In any case, I’m now 60 and here’s what I think about some of the notions around this time of life.

  1. Aging: body vs. spirit. There’s no escaping the physiological aging process. Happily, our spirits don’t age. That’s why we still feel energetically like we’re 17—at least in many ways. Granted, there’s big room for improvement in the exercise department, but I do try and keep my body as healthy as possible so it can keep up with the demands of my adventure-loving spirit.
  2. Gracefulness. Here’s another stereotype. Why do we need to “age gracefully?” It sounds too much like fading out. Graceful has never been in my lexicon and it’s not likely to make an entrance now.
  3. Becoming a wisdomkeeper. In Native American traditions, “the Elders, or Old Ones are revered as repositories of ancient ways and sacred knowledge going back millenniums. They don’t preserve it. They live it.” (Wisdomkeepers, Steve Wall.) In living each moment to the fullest, my role is more and more to be there for those coming up. Although I don’t feel wise, still cringe at “elder” and don’t go anywhere near “crone,” there’s no avoiding that I’ve collected 60 years of life experience, and that counts for something.
  4. Put away the pharmaceuticals and scalpels. There’s no need for age-enhancing/defying drugs, concealer cream, patch kits or tucks. I’d rather spend my energy, time and money on having adventures.
  5. Becoming more of who I am. While birthdays are a great time for a reality check, nothing changes from what you’ve been doing all along. They’re just another notch on the continuum. The secret to being vibrant at any age is to live that way and follow your own compass every moment along the way. It’s amazing where that takes you.
  6. Embracing the road ahead. It’s open and calling, with endless possibilities. You can’t change the past, but you can create your present and future at whatever age you’re at. I have more zest for life than ever. I feel more energetic, more alive, and more ready to take on new challenges. I can’t do it yesterday. If an opportunity comes up, why wouldn’t I take it?

I don’t have to think about turning 60 any more. It’s done and I’ve starting the most amazing time of my life!




Author, writer, student and motorcycle aficionado Liz Jansen combines her artistic mediums to create stories that inspire readers to embark on their own journey of self-discovery. No helmet or jacket required.

12 Comments on “Coming of Age at 60

    • Thank you Lindsey. It’s a beautiful day, I’m going to be riding, will be with friends and family – doesn’t get much better!
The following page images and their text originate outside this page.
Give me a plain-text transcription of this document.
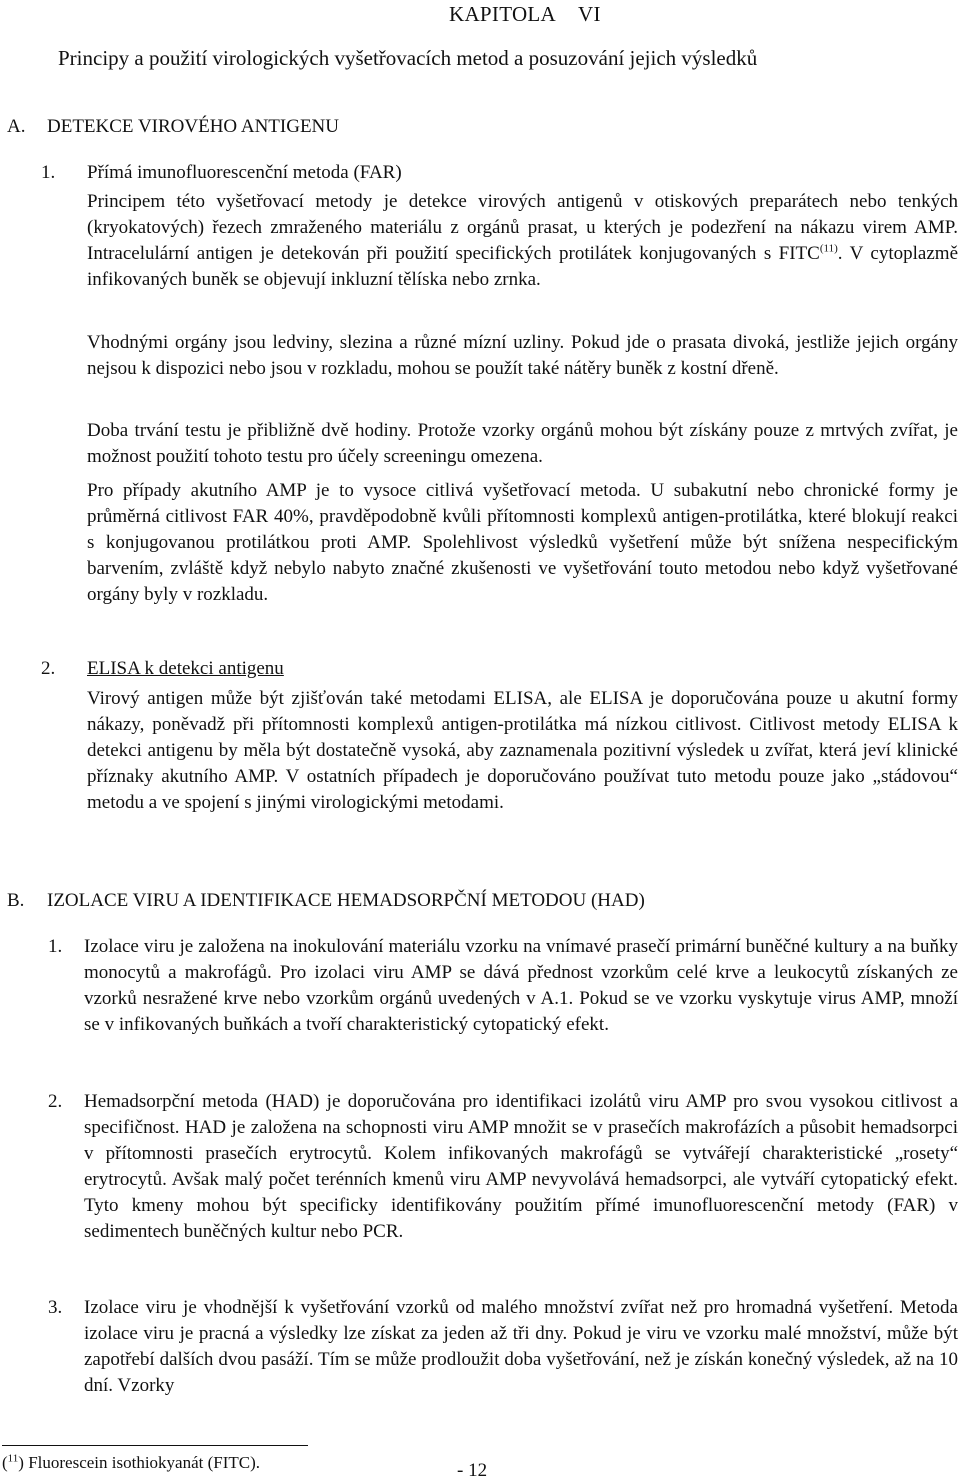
KAPITOLA VI
Principy a použití virologických vyšetřovacích metod a posuzování jejich výsledků
A. DETEKCE VIROVÉHO ANTIGENU
1. Přímá imunofluorescenční metoda (FAR)
Principem této vyšetřovací metody je detekce virových antigenů v otiskových preparátech nebo tenkých (kryokatových) řezech zmraženého materiálu z orgánů prasat, u kterých je podezření na nákazu virem AMP. Intracelulární antigen je detekován při použití specifických protilátek konjugovaných s FITC$^{(11)}$. V cytoplazmě infikovaných buněk se objevují inkluzní tělíska nebo zrnka.
Vhodnými orgány jsou ledviny, slezina a různé mízní uzliny. Pokud jde o prasata divoká, jestliže jejich orgány nejsou k dispozici nebo jsou v rozkladu, mohou se použít také nátěry buněk z kostní dřeně.
Doba trvání testu je přibližně dvě hodiny. Protože vzorky orgánů mohou být získány pouze z mrtvých zvířat, je možnost použití tohoto testu pro účely screeningu omezena.
Pro případy akutního AMP je to vysoce citlivá vyšetřovací metoda. U subakutní nebo chronické formy je průměrná citlivost FAR 40%, pravděpodobně kvůli přítomnosti komplexů antigen-protilátka, které blokují reakci s konjugovanou protilátkou proti AMP. Spolehlivost výsledků vyšetření může být snížena nespecifickým barvením, zvláště když nebylo nabyto značné zkušenosti ve vyšetřování touto metodou nebo když vyšetřované orgány byly v rozkladu.
2. ELISA k detekci antigenu
Virový antigen může být zjišťován také metodami ELISA, ale ELISA je doporučována pouze u akutní formy nákazy, poněvadž při přítomnosti komplexů antigen-protilátka má nízkou citlivost. Citlivost metody ELISA k detekci antigenu by měla být dostatečně vysoká, aby zaznamenala pozitivní výsledek u zvířat, která jeví klinické příznaky akutního AMP. V ostatních případech je doporučováno používat tuto metodu pouze jako „stádovou“ metodu a ve spojení s jinými virologickými metodami.
B. IZOLACE VIRU A IDENTIFIKACE HEMADSORPČNÍ METODOU (HAD)
1. Izolace viru je založena na inokulování materiálu vzorku na vnímavé prasečí primární buněčné kultury a na buňky monocytů a makrofágů. Pro izolaci viru AMP se dává přednost vzorkům celé krve a leukocytů získaných ze vzorků nesražené krve nebo vzorkům orgánů uvedených v A.1. Pokud se ve vzorku vyskytuje virus AMP, množí se v infikovaných buňkách a tvoří charakteristický cytopatický efekt.
2. Hemadsorpční metoda (HAD) je doporučována pro identifikaci izolátů viru AMP pro svou vysokou citlivost a specifičnost. HAD je založena na schopnosti viru AMP množit se v prasečích makrofázích a působit hemadsorpci v přítomnosti prasečích erytrocytů. Kolem infikovaných makrofágů se vytvářejí charakteristické „rosety“ erytrocytů. Avšak malý počet terénních kmenů viru AMP nevyvolává hemadsorpci, ale vytváří cytopatický efekt. Tyto kmeny mohou být specificky identifikovány použitím přímé imunofluorescenční metody (FAR) v sedimentech buněčných kultur nebo PCR.
3. Izolace viru je vhodnější k vyšetřování vzorků od malého množství zvířat než pro hromadná vyšetření. Metoda izolace viru je pracná a výsledky lze získat za jeden až tři dny. Pokud je viru ve vzorku malé množství, může být zapotřebí dalších dvou pasáží. Tím se může prodloužit doba vyšetřování, než je získán konečný výsledek, až na 10 dní. Vzorky
($^{11}$) Fluorescein isothiokyanát (FITC).	- 12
    • Thank you Penny. I will miss you greatly next week. Hope our paths cross in person soon!


  1. Happy Birthday, Liz! Enjoy your day. I can relate to your article as I am turning 50 this year. Regarding your number 3, I agree, forget elder, crone, etc. I prefer to be referred to as “experienced”!
    P.S. I am planning my southern road trip for next year when I will have enough vacation days to finally do it. I am motivated every time one of your articles pops up on my news fee.
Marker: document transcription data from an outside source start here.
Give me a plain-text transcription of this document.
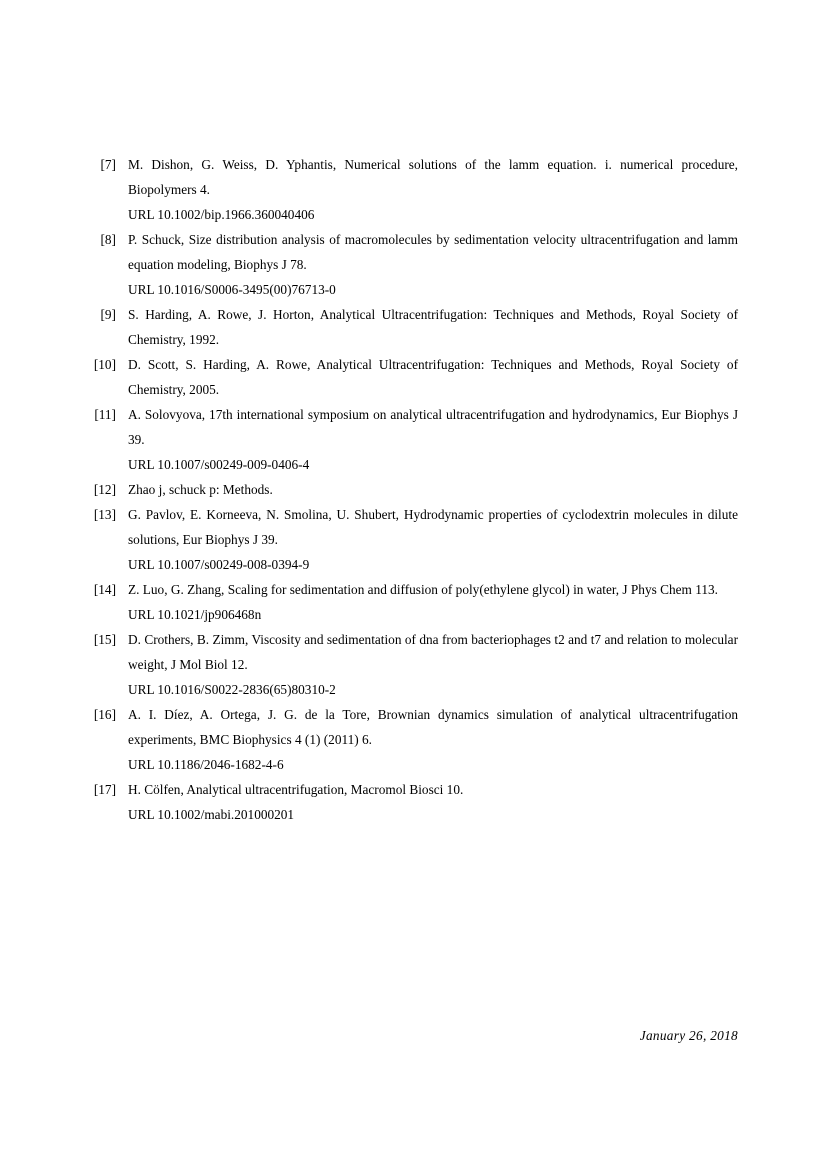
[7] M. Dishon, G. Weiss, D. Yphantis, Numerical solutions of the lamm equation. i. numerical procedure, Biopolymers 4.

URL 10.1002/bip.1966.360040406

[8] P. Schuck, Size distribution analysis of macromolecules by sedimentation velocity ultracentrifugation and lamm equation modeling, Biophys J 78.

URL 10.1016/S0006-3495(00)76713-0

[9] S. Harding, A. Rowe, J. Horton, Analytical Ultracentrifugation: Techniques and Methods, Royal Society of Chemistry, 1992.

[10] D. Scott, S. Harding, A. Rowe, Analytical Ultracentrifugation: Techniques and Methods, Royal Society of Chemistry, 2005.

[11] A. Solovyova, 17th international symposium on analytical ultracentrifugation and hydrodynamics, Eur Biophys J 39.

URL 10.1007/s00249-009-0406-4

[12] Zhao j, schuck p: Methods.

[13] G. Pavlov, E. Korneeva, N. Smolina, U. Shubert, Hydrodynamic properties of cyclodextrin molecules in dilute solutions, Eur Biophys J 39.

URL 10.1007/s00249-008-0394-9

[14] Z. Luo, G. Zhang, Scaling for sedimentation and diffusion of poly(ethylene glycol) in water, J Phys Chem 113.

URL 10.1021/jp906468n

[15] D. Crothers, B. Zimm, Viscosity and sedimentation of dna from bacteriophages t2 and t7 and relation to molecular weight, J Mol Biol 12.

URL 10.1016/S0022-2836(65)80310-2

[16] A. I. Díez, A. Ortega, J. G. de la Tore, Brownian dynamics simulation of analytical ultracentrifugation experiments, BMC Biophysics 4 (1) (2011) 6.

URL 10.1186/2046-1682-4-6

[17] H. Cölfen, Analytical ultracentrifugation, Macromol Biosci 10.

URL 10.1002/mabi.201000201

January 26, 2018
    • Thanks Judy. I’m motivated any time I get one of your messages! Thanks for the inspiration. Can’t wait to hear about your fantastic trip.


  2. Happy Birthday Liz. You have been a great inspiration to me igniting the spark of courage. My best wishes for upcoming new adventures.

    • Hi Kim,

      I’ve admired watching that courage spark. It’s truly inspirational to me and I wish you continued adventures.


  3. A very happy birthday to you Liz. What a nice day to be out on the bike.

    • Thanks Marel. It’s a beautiful day and I’ll be leaving shortly. Safe travels to you too!


  4. Absolutely Liz, be in the moment. You know that at 60 you are just a kid!